R Split III Corp. - MRRS Decision

MRRS Decision

Headnote

Mutual Reliance Review System for Exemptive Relief Applications -- subdivided offering exempted from certain requirements of National Instrument 81-102 Mutual Funds since issuer is fundamentally different from a conventional mutual fund.

Applicable Legislative Provisions

National Instrument 81-102 Mutual Funds, ss. 2.1(1), 2.6(a), 3.3, 10.3, 10.4(1), 12.1(1), 14.1, 19.1.

March 19, 2007

IN THE MATTER OF

THE SECURITIES LEGISLATION OF

ONTARIO, BRITISH COLUMBIA, ALBERTA,

SASKATCHEWAN, MANITOBA, QUÉBEC,

NEW BRUNSWICK, NEWFOUNDLAND AND

LABRADOR, NOVA SCOTIA, PRINCE EDWARD

ISLAND AND THE NORTHWEST TERRITORIES

(the "Jurisdictions")

AND

IN THE MATTER OF

THE MUTUAL RELIANCE REVIEW SYSTEM

FOR EXEMPTIVE RELIEF APPLICATIONS

AND

IN THE MATTER OF

R SPLIT III CORP.

 

MRRS DECISION DOCUMENT

Background

The local securities regulatory authority or regulator (the "Decision Maker") in each of the Jurisdictions has received an application (the "Application") from R Split III Corp. (the "Filer") for a decision under National Instrument 81-102 Mutual Funds ("NI 81-102") that the following sections of NI 81-102 (collectively, the "NI 81-102 Requirements") will not apply to the Filer with respect to the Capital Shares and Preferred Shares proposed to be issued by the Filer as described in a preliminary prospectus dated February 2, 2007 (the "Preliminary Prospectus"):

(a) subsection 2.1(1), which prohibits a mutual fund from purchasing a security of an issuer if, immediately after the transaction, more than 10 percent of the net assets of the mutual fund, taken at market value at the time of the transaction, would be invested in securities of the issuer;

(b) subsection 2.6(a), which prohibits a mutual fund from borrowing cash or providing a security interest over any of its portfolio assets except in compliance with subsection 2.6(a);

(c) section 3.3, which prohibits a mutual fund or its securityholders from bearing the costs of incorporation, formation or initial organization of a mutual fund, or of the preparation and filing of any prospectus;

(d) section 10.3, which requires that the redemption price of a security of a mutual fund to which a redemption order pertains shall be the net asset value of a security of that class, or series of class, next determined after the receipt by the mutual fund of the order;

(e) subsection 10.4(1), which requires that a mutual fund shall pay the redemption price for securities that are the subject of a redemption order within three business days after the date of calculation of the net asset value per security used in establishing the redemption price;

(f) subsection 12.1(1), which requires a mutual fund that does not have a principal distributor to complete and file a compliance report, and accompanying letter of the auditor, in the form and within the time period mandated by subsection 12.1(1); and

(g) section 14.1, which requires that the record date for determining the right of securityholders of a mutual fund to receive a dividend or distribution by the mutual fund shall be calculated in accordance with section 14.1.

Under the Mutual Reliance Review System for Exemptive Relief Applications:

(a) the Ontario Securities Commission is the principal regulator for this application, and

(b) this MRRS Decision Document evidences the decision of each Decision Maker.

Interpretation

Defined terms contained in National Instrument 14-101 Definitions have the same meaning in this decision unless they are defined in this decision.

Representations

This decision is based on the following facts represented by the Filer:

The Filer

1. The Filer was incorporated under the Business Corporations Act (Ontario) on January 30, 2007. Its head office is located in Toronto, Ontario.
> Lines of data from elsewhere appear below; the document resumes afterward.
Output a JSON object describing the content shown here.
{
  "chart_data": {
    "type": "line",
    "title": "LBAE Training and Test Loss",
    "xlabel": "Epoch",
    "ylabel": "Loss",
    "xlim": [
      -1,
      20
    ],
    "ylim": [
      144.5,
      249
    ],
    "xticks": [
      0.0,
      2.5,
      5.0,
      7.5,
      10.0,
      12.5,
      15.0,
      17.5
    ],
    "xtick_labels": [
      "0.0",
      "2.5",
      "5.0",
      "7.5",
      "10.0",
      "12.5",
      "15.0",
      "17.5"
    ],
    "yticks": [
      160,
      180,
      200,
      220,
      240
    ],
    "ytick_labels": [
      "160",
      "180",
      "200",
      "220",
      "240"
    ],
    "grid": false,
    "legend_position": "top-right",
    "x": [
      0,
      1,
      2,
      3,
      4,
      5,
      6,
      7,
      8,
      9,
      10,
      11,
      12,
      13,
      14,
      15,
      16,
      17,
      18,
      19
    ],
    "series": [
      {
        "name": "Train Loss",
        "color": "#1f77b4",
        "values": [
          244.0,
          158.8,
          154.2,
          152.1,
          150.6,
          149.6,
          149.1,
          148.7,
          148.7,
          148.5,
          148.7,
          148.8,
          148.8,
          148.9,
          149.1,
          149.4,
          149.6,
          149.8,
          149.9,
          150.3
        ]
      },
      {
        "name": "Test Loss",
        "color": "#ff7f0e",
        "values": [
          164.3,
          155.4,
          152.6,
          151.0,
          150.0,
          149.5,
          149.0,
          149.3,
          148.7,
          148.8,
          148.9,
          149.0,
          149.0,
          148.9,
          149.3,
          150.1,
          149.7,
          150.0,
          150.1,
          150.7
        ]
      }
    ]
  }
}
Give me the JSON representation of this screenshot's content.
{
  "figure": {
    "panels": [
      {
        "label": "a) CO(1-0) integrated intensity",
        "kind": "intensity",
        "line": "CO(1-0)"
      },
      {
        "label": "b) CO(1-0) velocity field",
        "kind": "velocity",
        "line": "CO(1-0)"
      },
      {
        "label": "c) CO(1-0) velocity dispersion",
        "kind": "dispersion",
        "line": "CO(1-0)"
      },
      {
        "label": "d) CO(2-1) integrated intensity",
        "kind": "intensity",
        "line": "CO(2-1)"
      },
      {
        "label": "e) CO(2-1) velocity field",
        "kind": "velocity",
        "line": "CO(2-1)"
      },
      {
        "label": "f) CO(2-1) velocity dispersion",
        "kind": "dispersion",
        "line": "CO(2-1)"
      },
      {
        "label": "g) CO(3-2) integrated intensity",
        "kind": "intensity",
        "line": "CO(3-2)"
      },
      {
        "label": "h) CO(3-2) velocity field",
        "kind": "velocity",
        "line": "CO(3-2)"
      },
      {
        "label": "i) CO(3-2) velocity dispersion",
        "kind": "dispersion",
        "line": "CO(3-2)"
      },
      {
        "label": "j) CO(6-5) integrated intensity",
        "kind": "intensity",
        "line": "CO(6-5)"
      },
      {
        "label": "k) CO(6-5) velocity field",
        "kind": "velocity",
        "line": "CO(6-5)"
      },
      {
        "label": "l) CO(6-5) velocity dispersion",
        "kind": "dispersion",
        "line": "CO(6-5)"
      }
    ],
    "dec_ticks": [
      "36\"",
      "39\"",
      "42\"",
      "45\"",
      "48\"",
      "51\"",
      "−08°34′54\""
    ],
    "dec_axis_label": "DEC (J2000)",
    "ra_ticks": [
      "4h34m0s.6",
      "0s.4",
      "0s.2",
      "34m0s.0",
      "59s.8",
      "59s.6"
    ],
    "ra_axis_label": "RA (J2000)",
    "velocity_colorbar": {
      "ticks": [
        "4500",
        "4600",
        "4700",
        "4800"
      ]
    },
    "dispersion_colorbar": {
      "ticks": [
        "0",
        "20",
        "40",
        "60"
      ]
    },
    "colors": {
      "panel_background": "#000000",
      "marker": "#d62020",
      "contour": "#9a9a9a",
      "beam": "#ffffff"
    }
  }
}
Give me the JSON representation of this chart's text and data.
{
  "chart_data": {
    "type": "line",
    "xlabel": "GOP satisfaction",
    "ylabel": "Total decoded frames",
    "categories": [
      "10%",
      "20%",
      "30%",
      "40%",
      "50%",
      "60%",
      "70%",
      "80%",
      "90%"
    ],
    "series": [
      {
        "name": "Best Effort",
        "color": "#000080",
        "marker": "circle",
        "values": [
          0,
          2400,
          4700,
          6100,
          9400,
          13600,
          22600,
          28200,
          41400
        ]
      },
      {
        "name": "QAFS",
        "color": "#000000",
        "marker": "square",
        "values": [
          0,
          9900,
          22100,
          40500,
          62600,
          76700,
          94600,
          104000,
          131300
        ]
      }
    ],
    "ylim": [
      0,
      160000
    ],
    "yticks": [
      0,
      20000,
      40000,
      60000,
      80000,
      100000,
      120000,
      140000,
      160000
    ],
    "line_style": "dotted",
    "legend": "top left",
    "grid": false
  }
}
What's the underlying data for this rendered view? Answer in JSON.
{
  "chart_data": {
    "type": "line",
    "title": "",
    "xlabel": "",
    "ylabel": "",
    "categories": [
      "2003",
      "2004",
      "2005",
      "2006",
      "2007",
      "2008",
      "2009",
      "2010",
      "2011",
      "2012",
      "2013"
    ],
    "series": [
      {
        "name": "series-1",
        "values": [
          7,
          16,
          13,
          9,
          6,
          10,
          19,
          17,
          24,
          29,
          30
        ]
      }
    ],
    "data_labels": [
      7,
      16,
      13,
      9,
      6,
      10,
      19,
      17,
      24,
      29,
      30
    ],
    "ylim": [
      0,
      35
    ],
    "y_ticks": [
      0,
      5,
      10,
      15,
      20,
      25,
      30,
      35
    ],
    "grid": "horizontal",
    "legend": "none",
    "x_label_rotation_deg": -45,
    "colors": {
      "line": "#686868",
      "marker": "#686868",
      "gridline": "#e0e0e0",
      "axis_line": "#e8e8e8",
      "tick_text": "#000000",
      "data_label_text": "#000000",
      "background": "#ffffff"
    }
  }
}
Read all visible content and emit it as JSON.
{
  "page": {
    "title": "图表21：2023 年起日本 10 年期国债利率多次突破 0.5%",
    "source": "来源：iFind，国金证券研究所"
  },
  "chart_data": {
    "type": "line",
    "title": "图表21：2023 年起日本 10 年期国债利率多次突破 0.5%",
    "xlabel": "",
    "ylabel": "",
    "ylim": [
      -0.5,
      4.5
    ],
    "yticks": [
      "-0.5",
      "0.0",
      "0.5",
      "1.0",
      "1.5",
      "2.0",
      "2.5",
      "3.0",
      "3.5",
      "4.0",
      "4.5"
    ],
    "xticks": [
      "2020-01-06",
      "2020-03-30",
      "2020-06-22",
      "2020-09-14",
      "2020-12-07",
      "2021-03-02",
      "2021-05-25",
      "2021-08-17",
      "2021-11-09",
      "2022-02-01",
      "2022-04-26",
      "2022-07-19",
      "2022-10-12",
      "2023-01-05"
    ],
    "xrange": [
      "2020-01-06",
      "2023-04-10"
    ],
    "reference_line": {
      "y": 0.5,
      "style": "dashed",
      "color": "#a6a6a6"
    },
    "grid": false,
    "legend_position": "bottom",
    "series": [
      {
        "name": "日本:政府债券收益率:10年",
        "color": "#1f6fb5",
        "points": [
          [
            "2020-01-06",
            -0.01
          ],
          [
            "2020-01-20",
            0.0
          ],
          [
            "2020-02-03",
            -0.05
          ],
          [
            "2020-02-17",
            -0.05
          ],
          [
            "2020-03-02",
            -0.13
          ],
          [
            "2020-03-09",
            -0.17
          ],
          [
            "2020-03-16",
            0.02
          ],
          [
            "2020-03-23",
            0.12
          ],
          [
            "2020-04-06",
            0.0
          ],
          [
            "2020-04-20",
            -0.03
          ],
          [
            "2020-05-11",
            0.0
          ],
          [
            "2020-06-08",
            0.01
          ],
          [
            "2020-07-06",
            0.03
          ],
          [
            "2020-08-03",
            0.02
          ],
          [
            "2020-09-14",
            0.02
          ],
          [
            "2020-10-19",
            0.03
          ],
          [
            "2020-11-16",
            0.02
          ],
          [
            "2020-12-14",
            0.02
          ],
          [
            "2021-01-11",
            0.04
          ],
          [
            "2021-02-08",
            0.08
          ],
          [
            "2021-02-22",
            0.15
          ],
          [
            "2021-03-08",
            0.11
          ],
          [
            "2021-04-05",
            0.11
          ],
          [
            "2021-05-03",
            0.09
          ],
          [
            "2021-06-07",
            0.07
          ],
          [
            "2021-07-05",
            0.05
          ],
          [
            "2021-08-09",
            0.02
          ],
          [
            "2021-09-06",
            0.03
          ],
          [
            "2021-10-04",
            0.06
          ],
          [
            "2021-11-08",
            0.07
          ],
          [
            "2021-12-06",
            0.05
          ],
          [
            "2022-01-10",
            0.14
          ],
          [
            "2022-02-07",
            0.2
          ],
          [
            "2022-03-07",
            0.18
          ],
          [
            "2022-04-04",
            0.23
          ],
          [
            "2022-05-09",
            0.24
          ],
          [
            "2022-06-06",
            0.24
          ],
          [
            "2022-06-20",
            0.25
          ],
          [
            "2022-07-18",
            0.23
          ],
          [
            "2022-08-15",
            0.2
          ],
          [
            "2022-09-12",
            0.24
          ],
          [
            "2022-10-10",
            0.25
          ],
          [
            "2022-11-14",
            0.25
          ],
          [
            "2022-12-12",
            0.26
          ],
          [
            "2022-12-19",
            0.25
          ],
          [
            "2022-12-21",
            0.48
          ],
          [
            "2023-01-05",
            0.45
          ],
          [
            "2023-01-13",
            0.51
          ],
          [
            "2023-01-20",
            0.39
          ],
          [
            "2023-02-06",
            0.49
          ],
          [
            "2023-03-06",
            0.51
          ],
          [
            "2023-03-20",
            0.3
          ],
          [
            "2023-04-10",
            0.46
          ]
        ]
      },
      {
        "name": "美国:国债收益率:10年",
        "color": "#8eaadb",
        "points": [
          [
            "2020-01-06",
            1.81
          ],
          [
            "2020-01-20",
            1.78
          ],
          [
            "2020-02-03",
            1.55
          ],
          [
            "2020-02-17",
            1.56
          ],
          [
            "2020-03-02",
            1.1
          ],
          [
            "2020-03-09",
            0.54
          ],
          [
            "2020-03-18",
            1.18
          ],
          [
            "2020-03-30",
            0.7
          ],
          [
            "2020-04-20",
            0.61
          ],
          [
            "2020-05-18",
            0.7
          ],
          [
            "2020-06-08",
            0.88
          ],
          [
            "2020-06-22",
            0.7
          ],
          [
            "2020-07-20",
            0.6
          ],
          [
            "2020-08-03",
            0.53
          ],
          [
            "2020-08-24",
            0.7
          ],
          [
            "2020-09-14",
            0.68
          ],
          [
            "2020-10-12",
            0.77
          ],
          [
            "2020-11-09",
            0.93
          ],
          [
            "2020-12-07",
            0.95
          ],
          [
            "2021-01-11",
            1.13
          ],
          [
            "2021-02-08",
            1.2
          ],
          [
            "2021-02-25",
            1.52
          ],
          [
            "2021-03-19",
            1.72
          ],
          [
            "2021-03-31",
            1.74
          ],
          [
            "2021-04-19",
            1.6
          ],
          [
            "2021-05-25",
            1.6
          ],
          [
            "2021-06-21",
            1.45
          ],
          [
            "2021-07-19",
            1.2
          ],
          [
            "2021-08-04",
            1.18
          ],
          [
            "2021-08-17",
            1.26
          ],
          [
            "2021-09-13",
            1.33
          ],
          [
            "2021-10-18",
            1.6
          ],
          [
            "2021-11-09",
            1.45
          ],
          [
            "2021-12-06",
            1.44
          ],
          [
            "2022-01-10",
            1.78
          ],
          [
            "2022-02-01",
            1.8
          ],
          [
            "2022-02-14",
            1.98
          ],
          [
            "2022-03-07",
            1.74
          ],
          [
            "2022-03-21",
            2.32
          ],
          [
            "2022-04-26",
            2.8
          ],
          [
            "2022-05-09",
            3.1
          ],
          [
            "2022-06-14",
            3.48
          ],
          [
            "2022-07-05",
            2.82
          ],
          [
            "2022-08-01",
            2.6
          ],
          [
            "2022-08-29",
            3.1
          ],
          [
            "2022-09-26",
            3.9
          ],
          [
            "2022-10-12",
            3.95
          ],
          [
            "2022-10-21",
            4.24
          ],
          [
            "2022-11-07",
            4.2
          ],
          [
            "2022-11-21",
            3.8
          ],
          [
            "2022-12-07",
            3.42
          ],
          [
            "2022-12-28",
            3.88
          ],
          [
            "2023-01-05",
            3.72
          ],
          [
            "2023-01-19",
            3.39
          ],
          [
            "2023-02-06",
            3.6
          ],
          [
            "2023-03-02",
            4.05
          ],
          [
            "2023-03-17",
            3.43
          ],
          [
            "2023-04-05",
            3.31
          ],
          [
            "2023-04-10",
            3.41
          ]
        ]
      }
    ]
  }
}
The Filer is a mutual fund corporation. Scotia Capital Inc. ("Scotia Capital") will administer the ongoing operations of the Filer under an administration agreement with the Filer. Scotia Capital has taken the initiative in organizing the Filer and, accordingly, may be considered the promoter of the Filer under the Legislation.

2. The Filer will make offerings to the public (the "Offerings") on a best efforts basis, of class A capital shares (the "Capital Shares") and class A preferred shares (the "Preferred Shares") pursuant to a final prospectus (the "Final Prospectus") in respect of which the Preliminary Prospectus has already been filed.

3. The Capital Shares and the Preferred Shares will be listed for trading on the Toronto Stock Exchange (the "TSX"). An application requesting conditional listing approval has been made by the Filer to the TSX.

4. The Filer is a passive investment company whose principal investment objective is to invest in a portfolio of common shares of Royal Bank of Canada (the "Royal Bank Shares") in order to generate fixed cumulative preferential distributions for holders of the Filer's Preferred Shares, and to allow the holders of the Filer's Capital Shares to participate in capital appreciation of the Royal Bank Shares after payment of administrative and operating expenses of the Filer. It will be the policy of the Board of Directors of the Filer to pay dividends on the Capital Shares in an amount equal to the dividends received by the Filer on the Royal Bank Shares minus the distributions payable on the Preferred Shares and all administrative and operating expenses of the Filer.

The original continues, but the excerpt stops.